The Engagement Illusion
The engagement illusion refers to the idea that the United States can stabilize its relationship with China through dialogue and cooperation. However, this approach has proven ineffective, as China has consistently exploited American overtures and continued to accumulate coercive power. The October 2025 summit between U.S. President Donald Trump and Chinese leader Xi Jinping is a prime example of this illusion, as the meeting yielded only a fragile truce that heavily favored Beijing. The United States must recognize that stability with a communist dictatorship is a fantasy and that China’s goal is to become the world leader in terms of composite national strength and international influence.
The Main Battlefield
China’s 15th Five-Year Plan makes clear that Beijing plans to double down on industrial policy, relying on exports and high-tech sectors to sustain economic growth and build national power. The plan emphasizes the importance of advanced manufacturing and artificial intelligence in achieving this goal, and China has organized its priorities accordingly. The United States and other democratic market economies must focus on reducing trade exposure to China and limiting Beijing’s ability to convert advances in AI into extraordinary industrial advantages.
Start of Something New
Countering Beijing requires nothing short of reordering the global trade system. The United States must prioritize building leverage and resilience that China cannot switch off at will, rather than relying on tactical concessions that merely invite exploitation. This can be achieved through a combination of trade diversification, export controls, and investment in critical technologies such as artificial intelligence and rare earths. The United States must also work with its allies to develop a shared industrial strategy and build an expanded supply chain network insulated from Chinese overcapacity.
The Chip Gap
The Trump administration’s decision to license exports of Nvidia’s H200 chips to China is a massive error, as it directly contradicts the logic of the administration’s own National Security Strategy and AI Action Plan. Allowing sales of cutting-edge AI chips to China is tantamount to transfusing the United States’ lifeblood into the arteries of its chief rival, hastening a future in which the AI revolution bears a "Made in China" stamp. The United States must prioritize maintaining its leadership in chip design, manufacturing, and cloud infrastructure, and prevent China from achieving global semiconductor supremacy.
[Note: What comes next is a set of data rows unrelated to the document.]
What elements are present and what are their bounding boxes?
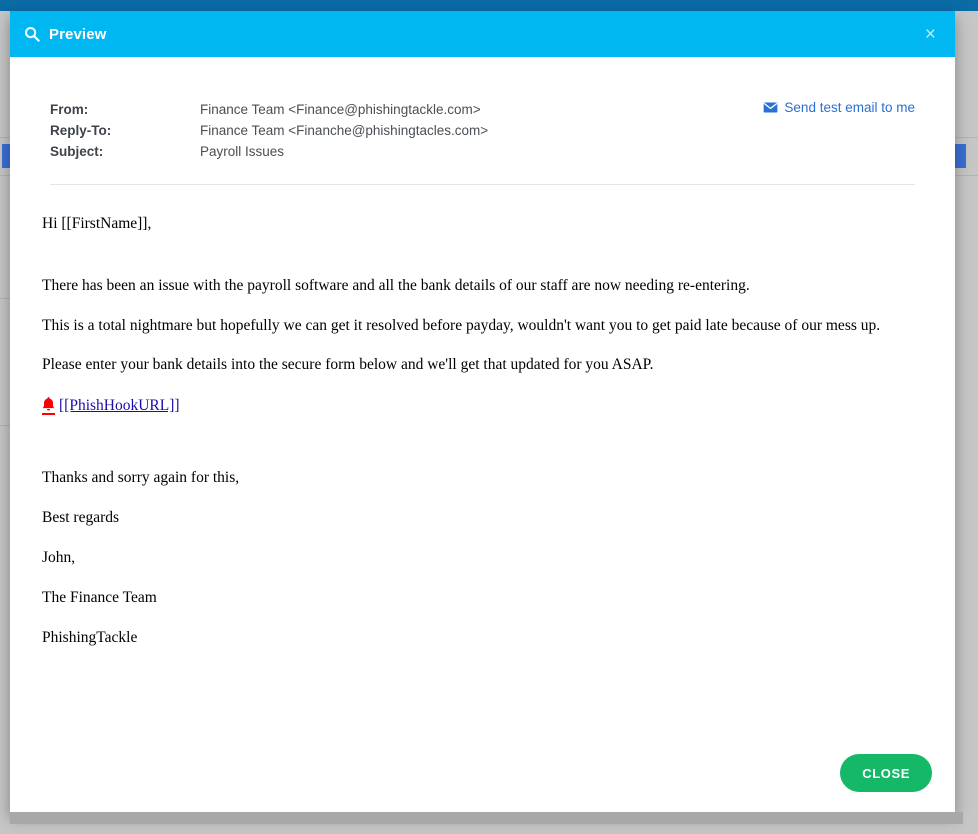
close-icon[interactable]: ×	[918, 21, 943, 48]
background-divider-right-bottom	[955, 175, 978, 176]
modal-bottom-shadow-band	[10, 812, 963, 824]
send-test-email-label: Send test email to me	[784, 100, 915, 115]
email-greeting: Hi [[FirstName]],	[42, 215, 152, 232]
background-divider-right-top	[955, 137, 978, 138]
email-paragraph-3: Please enter your bank details into the …	[42, 356, 654, 374]
table-row: Subject: Payroll Issues	[50, 141, 488, 162]
phish-hook-line: [[PhishHookURL]]	[42, 396, 915, 416]
signature-line-5: PhishingTackle	[42, 628, 138, 646]
meta-label-from: From:	[50, 102, 89, 117]
email-meta-table: From: Finance Team <Finance@phishingtack…	[50, 99, 488, 162]
background-divider-left-bottom	[0, 175, 10, 176]
signature-line-3: John,	[42, 548, 76, 566]
app-topbar	[0, 0, 978, 11]
email-signature: Thanks and sorry again for this, Best re…	[42, 469, 915, 646]
preview-modal: Preview × From: Finance Team <Finance@ph…	[10, 11, 955, 812]
bell-icon	[42, 396, 55, 416]
email-paragraph-2: This is a total nightmare but hopefully …	[42, 316, 881, 334]
signature-line-4: The Finance Team	[42, 588, 157, 606]
page-title: Preview	[49, 25, 107, 43]
meta-value-from: Finance Team <Finance@phishingtackle.com…	[200, 102, 481, 117]
email-paragraph-1: There has been an issue with the payroll…	[42, 276, 750, 294]
envelope-icon	[763, 102, 778, 113]
modal-title-group: Preview	[24, 26, 106, 42]
search-icon	[24, 26, 40, 42]
background-divider-left-lower	[0, 425, 10, 426]
background-divider-left-mid	[0, 298, 10, 299]
modal-header: Preview ×	[10, 11, 955, 57]
signature-line-2: Best regards	[42, 509, 120, 527]
table-row: Reply-To: Finance Team <Finanche@phishin…	[50, 120, 488, 141]
send-test-email-link[interactable]: Send test email to me	[763, 99, 915, 115]
meta-value-reply-to: Finance Team <Finanche@phishingtacles.co…	[200, 123, 489, 138]
signature-line-1: Thanks and sorry again for this,	[42, 469, 240, 487]
modal-body: From: Finance Team <Finance@phishingtack…	[10, 57, 955, 812]
background-divider-left-top	[0, 137, 10, 138]
modal-footer: CLOSE	[840, 754, 932, 792]
phish-hook-url-link[interactable]: [[PhishHookURL]]	[59, 397, 180, 415]
email-body-content: Hi [[FirstName]], There has been an issu…	[10, 185, 955, 646]
meta-label-subject: Subject:	[50, 144, 104, 159]
close-button[interactable]: CLOSE	[840, 754, 932, 792]
table-row: From: Finance Team <Finance@phishingtack…	[50, 99, 488, 120]
meta-label-reply-to: Reply-To:	[50, 123, 112, 138]
email-meta-block: From: Finance Team <Finance@phishingtack…	[10, 57, 955, 162]
background-button-right[interactable]	[955, 144, 966, 168]
meta-value-subject: Payroll Issues	[200, 144, 285, 159]
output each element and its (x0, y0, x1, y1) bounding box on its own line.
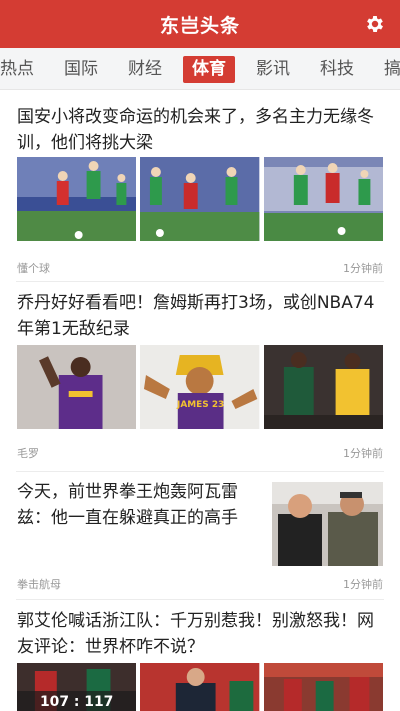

Operation Mineral Security
The United States’ dependence on China for rare earths is a critical vulnerability that must be addressed. China’s dominance in rare earths rests on three key chokepoints: the concentration of heavy rare-earth minerals in China and Myanmar, its near monopoly in processing and separation, and its dominance in the manufacturing of permanent magnets. To counter Beijing, the United States and its allies must adopt an industrial strategy similar to the one pursued during the pandemic, using diversified investment, proactive financing of large-scale manufacturing, and public-private coordination to build resilient rare-earth supply chains. This will require strategic stockpiles of rare earths, long-term offtake agreements, and targeted tariff relief to partners that block Chinese acquisitions and enforce transparent supply chains.